“Echo Delay Reverb, Art Américain, Pensées Francophones,” at Paris’ Palais de Tokyo” contemporary art museum, revisits various ways in which successive generations of artists in the United States have been influenced by social, political and theoretic concepts shaped in France (to February 15, 2026).
The exhibition pays special attention to a group of Postmodern French intellectuals collectively known as “French Theory.” The term emerged in American universities and research work in the 1970’s, from a school of thought born in the 1960’s in France and owes much, in terms of dissemination, to the journal “Semiotext(e) founded by Sylvere Lotringer in 1974 at Columbia University. It contributed to the emergence of cultural. postcolonial and gender studies.

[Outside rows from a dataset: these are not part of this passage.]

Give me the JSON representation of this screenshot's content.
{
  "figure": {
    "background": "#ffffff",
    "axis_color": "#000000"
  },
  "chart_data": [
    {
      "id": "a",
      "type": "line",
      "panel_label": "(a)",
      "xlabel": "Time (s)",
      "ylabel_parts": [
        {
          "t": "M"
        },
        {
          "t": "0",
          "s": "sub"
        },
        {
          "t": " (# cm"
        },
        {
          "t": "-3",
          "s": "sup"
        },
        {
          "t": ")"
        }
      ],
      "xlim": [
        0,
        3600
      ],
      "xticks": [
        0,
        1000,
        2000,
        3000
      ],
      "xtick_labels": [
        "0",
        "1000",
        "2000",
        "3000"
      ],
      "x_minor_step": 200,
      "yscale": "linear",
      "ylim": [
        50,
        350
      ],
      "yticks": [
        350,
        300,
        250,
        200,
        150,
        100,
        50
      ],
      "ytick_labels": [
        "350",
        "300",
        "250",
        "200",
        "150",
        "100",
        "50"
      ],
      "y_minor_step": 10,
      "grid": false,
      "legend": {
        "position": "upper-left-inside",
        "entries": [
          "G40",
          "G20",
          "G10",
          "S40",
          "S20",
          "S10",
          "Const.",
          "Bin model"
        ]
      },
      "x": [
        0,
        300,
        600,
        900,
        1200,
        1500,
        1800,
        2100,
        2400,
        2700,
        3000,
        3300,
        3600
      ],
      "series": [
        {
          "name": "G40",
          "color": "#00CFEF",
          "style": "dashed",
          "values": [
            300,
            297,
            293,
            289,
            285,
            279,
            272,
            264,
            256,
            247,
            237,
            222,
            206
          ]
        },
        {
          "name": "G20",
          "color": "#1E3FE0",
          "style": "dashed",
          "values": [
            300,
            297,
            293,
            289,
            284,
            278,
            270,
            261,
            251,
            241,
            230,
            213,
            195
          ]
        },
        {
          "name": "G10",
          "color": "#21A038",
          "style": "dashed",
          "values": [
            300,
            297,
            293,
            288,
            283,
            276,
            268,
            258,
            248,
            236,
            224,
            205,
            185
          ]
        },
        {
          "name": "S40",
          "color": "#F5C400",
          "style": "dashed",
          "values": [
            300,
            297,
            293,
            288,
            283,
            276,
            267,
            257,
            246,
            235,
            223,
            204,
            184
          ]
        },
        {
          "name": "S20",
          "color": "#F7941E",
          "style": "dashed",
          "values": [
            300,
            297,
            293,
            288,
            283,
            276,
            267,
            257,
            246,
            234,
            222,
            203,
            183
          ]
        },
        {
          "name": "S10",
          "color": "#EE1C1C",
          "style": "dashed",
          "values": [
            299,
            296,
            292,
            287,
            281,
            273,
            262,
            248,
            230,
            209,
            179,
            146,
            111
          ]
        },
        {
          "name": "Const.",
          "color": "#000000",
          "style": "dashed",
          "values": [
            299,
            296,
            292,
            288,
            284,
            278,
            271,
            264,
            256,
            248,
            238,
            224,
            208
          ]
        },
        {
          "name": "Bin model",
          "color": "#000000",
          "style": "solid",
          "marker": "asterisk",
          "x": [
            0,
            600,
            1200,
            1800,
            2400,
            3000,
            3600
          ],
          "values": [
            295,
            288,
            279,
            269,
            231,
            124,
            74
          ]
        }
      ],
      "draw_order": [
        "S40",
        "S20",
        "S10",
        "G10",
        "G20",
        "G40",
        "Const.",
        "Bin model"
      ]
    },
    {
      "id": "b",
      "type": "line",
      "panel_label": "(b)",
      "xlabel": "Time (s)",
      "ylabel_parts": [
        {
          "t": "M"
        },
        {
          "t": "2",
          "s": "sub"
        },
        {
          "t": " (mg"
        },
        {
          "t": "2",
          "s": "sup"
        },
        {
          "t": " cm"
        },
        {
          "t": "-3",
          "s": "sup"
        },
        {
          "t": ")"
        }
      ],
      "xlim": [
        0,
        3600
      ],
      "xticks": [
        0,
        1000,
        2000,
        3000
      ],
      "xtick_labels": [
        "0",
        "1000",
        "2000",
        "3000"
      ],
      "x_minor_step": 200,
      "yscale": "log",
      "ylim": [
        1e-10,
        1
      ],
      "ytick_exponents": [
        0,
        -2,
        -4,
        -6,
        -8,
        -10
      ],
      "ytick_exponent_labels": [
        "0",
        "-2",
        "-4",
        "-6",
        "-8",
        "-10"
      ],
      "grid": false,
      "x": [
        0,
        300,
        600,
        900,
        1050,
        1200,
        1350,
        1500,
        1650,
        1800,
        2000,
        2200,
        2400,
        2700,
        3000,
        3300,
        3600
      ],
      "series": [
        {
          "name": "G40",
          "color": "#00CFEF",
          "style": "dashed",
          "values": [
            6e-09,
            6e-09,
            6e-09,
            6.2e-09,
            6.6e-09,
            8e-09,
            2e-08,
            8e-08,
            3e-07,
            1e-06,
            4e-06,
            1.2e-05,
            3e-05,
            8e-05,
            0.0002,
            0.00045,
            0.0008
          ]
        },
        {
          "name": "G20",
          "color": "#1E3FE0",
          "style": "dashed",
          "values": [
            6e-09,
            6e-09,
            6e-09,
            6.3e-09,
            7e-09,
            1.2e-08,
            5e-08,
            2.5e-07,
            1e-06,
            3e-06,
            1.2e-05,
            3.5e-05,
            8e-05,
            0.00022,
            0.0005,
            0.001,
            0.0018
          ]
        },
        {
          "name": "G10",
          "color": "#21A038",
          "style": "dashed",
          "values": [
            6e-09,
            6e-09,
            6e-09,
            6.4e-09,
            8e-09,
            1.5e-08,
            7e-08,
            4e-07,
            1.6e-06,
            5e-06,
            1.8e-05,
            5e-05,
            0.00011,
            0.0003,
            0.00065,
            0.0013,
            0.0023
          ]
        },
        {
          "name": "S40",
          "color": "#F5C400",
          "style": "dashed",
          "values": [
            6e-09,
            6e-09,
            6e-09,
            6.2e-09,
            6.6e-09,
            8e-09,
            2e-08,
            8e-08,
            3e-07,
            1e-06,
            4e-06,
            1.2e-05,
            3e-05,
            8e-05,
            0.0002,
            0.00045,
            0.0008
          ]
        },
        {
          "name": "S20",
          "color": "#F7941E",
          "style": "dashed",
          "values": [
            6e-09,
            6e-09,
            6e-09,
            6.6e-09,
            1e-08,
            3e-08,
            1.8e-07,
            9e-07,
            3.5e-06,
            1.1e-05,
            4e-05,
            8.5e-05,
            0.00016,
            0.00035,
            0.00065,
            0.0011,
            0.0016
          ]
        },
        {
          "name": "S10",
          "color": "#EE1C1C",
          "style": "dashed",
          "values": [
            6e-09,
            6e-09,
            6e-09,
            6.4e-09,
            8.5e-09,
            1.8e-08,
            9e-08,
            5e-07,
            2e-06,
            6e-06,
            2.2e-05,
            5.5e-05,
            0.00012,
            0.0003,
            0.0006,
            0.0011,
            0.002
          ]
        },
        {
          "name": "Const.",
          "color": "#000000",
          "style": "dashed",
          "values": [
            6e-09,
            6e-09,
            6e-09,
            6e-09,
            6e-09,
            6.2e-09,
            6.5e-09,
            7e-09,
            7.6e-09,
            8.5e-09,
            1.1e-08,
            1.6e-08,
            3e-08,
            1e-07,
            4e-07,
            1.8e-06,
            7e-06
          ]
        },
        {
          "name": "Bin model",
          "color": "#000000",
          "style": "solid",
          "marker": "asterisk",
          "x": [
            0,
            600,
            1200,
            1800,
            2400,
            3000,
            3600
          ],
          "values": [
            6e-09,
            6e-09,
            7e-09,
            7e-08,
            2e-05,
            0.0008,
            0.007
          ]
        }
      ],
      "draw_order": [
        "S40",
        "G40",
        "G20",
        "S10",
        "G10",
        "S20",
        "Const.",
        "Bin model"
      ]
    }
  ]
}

The exhibition illustrates how art in the United States catalysed the revolutionary energy of such thinkers as Roland Barthes, MIchel Foucault, Jean Baudrillard, Jacques Derrida, Simone de Beauvoir and Jean Genet. Sometimes before their recognition in France, these authors’ ideas were translated and provided tools for a critique of social and political institutions. Curated by Naomi Beckwith, the exhibition occupies the totality of the vast Palais Tokyo exhibition space with work by nearly sixty artists from the 1960’s to the present day.
“Echo Delay Reverb, Art Américain, Pensées Francophones” at Palais de Tokyo to February 15, 2026.